Types of organizations that conduct alignment research, differentiated by funding model and associated market forces:

MATS' goals:

  • Find + accelerate high-impact research scholars:
    • Pair scholars with research mentors via specialized mentor-generated selection questions (visible on our website);
    • Provide a thriving academic community for research collaboration, peer feedback, and social networking;
    • Develop scholars according to the “T-model of research” (breadth/depth/epistemology);
    • Offer opt-in curriculum elements, including seminars, research strategy workshops, 1-1 researcher unblocking support, peer study groups, and networking events;
  • Support high-impact research mentors:
    • Scholars are often good research assistants and future hires;
    • Scholars can offer substantive new critiques of alignment proposals;
    • Our community, research coaching, and operations free up valuable mentor time and increase scholar output;
  • Help parallelize high-impact AI alignment research:
    • Find, develop, and refer scholars with strong research ability, value alignment, and epistemics;
    • Use alumni for peer-mentoring in later cohorts;
    • Update mentor list and curriculum as the alignment field’s needs change.

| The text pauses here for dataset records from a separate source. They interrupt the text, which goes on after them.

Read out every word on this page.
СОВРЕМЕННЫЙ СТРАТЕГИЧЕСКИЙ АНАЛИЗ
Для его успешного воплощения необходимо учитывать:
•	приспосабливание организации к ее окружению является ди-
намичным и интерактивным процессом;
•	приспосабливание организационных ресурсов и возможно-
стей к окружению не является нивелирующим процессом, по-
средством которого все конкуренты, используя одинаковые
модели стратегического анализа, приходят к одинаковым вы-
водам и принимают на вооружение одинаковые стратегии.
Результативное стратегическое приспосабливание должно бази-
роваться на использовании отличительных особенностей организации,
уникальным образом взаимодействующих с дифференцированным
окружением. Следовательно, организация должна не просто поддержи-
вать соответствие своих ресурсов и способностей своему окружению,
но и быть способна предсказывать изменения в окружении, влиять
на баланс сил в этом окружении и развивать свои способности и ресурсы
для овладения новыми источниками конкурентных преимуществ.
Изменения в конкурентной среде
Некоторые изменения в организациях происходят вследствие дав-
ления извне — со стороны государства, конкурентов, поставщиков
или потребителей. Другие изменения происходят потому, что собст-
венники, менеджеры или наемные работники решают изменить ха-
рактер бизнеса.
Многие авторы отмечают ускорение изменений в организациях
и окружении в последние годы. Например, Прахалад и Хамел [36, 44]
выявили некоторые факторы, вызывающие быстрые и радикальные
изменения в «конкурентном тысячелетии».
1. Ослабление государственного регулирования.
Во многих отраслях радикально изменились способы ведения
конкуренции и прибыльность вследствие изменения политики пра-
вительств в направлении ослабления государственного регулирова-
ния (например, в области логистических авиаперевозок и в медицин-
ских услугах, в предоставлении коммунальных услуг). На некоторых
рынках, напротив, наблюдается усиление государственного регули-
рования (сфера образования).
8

"Why suicide doesn't seem reflectively rational, assuming my preferences are somewhat unknown to me," OR "Why me-CEV is probably not going to end itself":

  • Self-preservation is a convergent instrumental goal for many goals.
  • Most systems of ordered preferences that naturally exhibit self-preservation probably also exhibit self-preservation in the reflectively coherent pursuit of unified preferences (i.e., CEV).
  • If I desire to end myself on examination of the world, this is likely a local hiccup in reflective unification of my preferences, i.e., "failure of present me to act according to me-CEV's preferences rather than a failure of hypothetical me-CEV to account for facts about the world."

Note: I'm fine; this is purely intellectual.

Can the strategy of "using surrogate goals to deflect threats" be countered by an enemy agent that learns your true goals and credibly precommits to always defecting (i.e., Prisoner's Dilemma style) if you deploy an agent against it with goals that produce sufficiently different cooperative bargaining equilibria than your true goals would?

This is a risk worth considering, yes. It’s possible in principle to avoid this problem by “committing” (to the extent that humans can do this) to both (1) train the agent to make the desired tradeoffs between the surrogate goal and original goal, and (2) not train the agent to use a more hawkish bargaining policy than it would’ve had without surrogate goal training. (And to the extent that humans can’t make this commitment, i.e., we make honest mistakes in (2), the other agent doesn’t have an incentive to punish those mistakes.)

If the developers do both these things credibly—and it's an open research question how feasible this is—surrogate goals should provide a Pareto improvement for the two agents (not a rigorous claim). Safe Pareto improvements are a generalization of this idea.

Are these framings of gradient hacking, which I previously articulated here, a useful categorization?

  1. Masking: Introducing a countervailing, “artificial” performance penalty that “masks” the performance benefits of ML modifications that do well on the SGD objective, but not on the mesa-objective;
  2. Spoofing: Withholding performance gains until the implementation of certain ML modifications that are desirable to the mesa-objective; and
  3. Steering: In a reinforcement learning context, selectively sampling environmental states that will either leave the mesa-objective unchanged or "steer" the ML model in a way that favors the mesa-objective.

How does the failure rate of a hierarchy of auditors scale with the hierarchy depth, if the auditors can inspect all auditors below their level?

Are GPT-n systems more likely to:

  1. Learn superhuman cognition to predict tokens better and accurately express human cognitive failings in simulacra because they learned these in their "world model"; or
  2. Learn human-level cognition to predict tokens better, including human cognitive failings?